A delegation from Hong Kong dropped into a school in London’s East End that was once in Special Measures to find out how Britain’s “best new PTA” pulled it off to win the national title.

The five visitors from Hong Kong’s Bureau of Education arrived in Brick Lane after reading about last summer’s success by Christchurch CoE Primary when its Parents & Friends Association won PTA-UK’s top award.

Parents made food for the visitors while the school explained how it involved the Spitalfields community to turn round the once-failing primary.

It was in Special Measures just six years ago. Most parents spoke little English, so getting them involved in the school had been difficult.

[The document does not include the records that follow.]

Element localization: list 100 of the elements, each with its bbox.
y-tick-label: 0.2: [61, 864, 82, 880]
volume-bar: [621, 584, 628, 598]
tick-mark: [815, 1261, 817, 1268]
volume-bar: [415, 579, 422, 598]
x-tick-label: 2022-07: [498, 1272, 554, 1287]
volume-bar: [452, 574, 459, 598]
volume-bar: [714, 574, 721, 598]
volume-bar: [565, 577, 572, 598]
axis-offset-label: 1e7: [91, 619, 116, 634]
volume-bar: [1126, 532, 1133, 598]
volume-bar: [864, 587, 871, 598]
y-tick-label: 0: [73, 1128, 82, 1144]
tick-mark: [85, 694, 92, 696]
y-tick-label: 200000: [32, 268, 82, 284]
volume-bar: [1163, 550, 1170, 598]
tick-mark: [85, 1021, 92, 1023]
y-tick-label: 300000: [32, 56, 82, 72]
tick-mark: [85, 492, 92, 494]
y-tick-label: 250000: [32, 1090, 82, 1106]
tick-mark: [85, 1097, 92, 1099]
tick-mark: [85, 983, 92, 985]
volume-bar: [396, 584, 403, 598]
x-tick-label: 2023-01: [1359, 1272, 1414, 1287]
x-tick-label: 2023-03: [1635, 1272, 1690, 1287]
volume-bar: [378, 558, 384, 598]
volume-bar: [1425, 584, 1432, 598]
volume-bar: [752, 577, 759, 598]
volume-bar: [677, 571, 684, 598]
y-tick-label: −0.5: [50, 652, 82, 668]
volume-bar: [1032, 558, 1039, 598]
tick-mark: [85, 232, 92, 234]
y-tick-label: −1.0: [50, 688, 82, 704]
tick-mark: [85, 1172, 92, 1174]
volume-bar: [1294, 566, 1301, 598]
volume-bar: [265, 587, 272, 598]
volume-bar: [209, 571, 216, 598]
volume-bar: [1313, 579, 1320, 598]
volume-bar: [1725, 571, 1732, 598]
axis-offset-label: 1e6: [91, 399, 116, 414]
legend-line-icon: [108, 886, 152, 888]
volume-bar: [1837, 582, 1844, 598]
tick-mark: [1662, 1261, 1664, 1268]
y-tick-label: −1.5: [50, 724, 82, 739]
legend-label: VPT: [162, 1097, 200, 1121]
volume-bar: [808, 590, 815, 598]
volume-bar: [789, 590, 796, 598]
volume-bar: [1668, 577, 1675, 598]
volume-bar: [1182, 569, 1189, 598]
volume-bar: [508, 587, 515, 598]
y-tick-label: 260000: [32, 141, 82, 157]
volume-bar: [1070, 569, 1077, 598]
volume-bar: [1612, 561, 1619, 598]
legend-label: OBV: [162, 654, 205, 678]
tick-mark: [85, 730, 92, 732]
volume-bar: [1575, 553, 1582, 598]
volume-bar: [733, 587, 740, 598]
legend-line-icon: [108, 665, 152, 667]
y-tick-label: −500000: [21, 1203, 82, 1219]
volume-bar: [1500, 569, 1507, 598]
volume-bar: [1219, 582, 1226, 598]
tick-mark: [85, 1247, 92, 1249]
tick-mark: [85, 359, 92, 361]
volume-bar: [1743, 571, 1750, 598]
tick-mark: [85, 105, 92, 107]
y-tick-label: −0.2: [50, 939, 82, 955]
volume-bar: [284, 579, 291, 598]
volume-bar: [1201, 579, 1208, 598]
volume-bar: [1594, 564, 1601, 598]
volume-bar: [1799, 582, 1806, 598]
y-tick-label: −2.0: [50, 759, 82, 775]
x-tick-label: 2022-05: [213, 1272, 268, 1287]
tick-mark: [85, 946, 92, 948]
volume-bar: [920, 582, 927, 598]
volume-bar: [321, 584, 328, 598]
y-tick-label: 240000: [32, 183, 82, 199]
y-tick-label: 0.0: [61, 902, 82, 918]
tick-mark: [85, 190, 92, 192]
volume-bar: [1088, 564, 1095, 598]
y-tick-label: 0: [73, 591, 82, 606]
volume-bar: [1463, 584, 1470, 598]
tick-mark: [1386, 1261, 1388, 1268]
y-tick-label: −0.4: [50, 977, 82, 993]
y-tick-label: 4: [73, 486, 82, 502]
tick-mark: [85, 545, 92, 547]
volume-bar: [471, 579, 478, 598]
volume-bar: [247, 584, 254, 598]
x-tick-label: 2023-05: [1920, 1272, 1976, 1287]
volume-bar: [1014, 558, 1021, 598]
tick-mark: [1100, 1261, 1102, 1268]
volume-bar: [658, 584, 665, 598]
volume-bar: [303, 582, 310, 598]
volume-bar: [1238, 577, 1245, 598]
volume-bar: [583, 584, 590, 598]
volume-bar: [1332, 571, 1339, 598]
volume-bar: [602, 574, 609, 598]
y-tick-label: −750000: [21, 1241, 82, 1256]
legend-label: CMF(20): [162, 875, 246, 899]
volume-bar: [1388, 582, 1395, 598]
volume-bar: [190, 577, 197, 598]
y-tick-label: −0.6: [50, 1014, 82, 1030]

But the community came forward to form a Parent-Friends association and ran three fundraising events in its first year, planted a garden and started a children’s club with Spitalfields city farm nearby.

The Friends’ committee also raised funds for a new playground, which is being completed later in the year, and approached multi-national companies on the school’s doorstep to get corporate sponsorship for further events.

The delegation said it was keen to put what it had learned on the visit into practice back in Hong Kong.

The 300-year-old school nestled in the middle of Brick Lane’s Curry Mile is “almost invisible to most passers-by,” one of last summer’s PTA-UK judges said. Now Christchurch has the attention of top educationalists the other side of the world.